I found out recently that our wicketkeeper, Tubs, has in the past been awarded a nationally recognised scientific award for his contribution to medicine. I was horrified to find out how old I was when George, our neuro diverse 15 year-old, had no idea of Tub’s reference to the TV series ‘Breaking Bad’.
He later went on to describe an opposing player as ‘that old man’ who I knew he was at least ten years younger than me.

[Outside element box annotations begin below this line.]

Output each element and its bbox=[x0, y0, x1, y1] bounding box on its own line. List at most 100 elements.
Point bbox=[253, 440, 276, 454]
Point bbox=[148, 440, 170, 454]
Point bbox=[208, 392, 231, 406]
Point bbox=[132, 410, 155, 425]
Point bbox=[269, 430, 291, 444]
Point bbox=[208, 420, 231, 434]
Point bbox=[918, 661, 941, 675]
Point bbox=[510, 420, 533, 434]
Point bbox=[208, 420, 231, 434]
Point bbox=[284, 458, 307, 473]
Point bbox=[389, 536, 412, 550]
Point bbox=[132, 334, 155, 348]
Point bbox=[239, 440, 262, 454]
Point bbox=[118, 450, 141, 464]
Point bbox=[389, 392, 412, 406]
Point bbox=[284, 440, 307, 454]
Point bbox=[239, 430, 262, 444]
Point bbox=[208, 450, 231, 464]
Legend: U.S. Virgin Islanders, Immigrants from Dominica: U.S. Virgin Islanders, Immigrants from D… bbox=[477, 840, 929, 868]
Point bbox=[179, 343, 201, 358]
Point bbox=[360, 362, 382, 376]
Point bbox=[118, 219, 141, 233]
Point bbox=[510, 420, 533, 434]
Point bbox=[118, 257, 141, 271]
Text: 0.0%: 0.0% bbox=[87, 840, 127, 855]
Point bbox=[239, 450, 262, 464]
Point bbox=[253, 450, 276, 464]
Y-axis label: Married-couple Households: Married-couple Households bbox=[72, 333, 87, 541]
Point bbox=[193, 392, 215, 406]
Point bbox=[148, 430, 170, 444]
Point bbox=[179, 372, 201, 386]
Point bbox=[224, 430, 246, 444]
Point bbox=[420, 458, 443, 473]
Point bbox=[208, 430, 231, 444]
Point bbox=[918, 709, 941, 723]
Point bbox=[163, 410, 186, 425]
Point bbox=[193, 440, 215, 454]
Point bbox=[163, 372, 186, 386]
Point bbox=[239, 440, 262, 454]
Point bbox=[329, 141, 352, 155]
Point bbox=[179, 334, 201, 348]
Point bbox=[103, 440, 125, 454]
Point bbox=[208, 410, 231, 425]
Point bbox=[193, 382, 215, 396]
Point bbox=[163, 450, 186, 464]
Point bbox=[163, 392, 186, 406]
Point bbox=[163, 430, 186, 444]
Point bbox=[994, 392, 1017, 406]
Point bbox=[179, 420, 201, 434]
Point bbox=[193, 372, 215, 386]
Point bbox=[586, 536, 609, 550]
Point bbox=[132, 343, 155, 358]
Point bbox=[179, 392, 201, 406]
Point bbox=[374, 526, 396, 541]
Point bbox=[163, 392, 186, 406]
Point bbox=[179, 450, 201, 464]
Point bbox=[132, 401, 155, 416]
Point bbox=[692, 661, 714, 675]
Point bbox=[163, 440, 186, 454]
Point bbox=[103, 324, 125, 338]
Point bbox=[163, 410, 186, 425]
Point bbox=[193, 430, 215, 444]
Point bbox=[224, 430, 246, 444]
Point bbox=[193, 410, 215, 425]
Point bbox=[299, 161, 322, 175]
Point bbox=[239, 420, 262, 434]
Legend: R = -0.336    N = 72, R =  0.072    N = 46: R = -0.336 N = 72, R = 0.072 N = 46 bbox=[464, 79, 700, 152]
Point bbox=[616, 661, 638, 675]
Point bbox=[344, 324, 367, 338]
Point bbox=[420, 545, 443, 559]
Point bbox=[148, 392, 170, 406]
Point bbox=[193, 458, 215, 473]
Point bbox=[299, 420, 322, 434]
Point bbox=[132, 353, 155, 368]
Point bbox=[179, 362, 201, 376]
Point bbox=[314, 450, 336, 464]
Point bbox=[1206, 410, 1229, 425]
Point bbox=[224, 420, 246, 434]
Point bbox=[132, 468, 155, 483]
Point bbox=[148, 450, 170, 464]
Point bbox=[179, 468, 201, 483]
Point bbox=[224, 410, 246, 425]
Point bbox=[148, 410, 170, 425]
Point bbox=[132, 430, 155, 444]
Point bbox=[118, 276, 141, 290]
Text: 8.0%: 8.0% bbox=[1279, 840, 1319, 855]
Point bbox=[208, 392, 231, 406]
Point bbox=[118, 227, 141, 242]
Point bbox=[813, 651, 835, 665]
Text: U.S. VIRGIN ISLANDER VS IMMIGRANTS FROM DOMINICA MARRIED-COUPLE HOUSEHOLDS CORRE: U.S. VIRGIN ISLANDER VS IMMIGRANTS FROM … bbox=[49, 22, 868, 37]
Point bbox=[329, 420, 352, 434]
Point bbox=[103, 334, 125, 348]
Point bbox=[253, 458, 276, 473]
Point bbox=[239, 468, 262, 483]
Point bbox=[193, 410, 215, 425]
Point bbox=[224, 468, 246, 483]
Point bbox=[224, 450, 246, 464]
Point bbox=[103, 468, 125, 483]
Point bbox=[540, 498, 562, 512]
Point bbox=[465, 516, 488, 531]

Without being trite, it’s so positive having him playing as he is instinctively honest and we are keeping a list of his phrases and sayings. One that gets repeated is ‘I don’t like that’. Usually delivered with a dry tone after someone has told a poor joke.
Tubs has ideas that he is the epitome of sartorial elegance. He was taken off at the knees by George asking quite innocently ‘why are you wearing those?’ about his bright yellow corduroy trousers. No one ever found out but suspected they were bought by a secret love interest.
Ultimately there was no cricket. 15 men of different generations were kept off the street and out of trouble for a whole day doing nothing in what was effectively a gaol cell.
They all seemed quite happy about it, accepting that days like this are all part of a cricket season and secretly we’d be gutted if there wasn’t at least one day like this a year.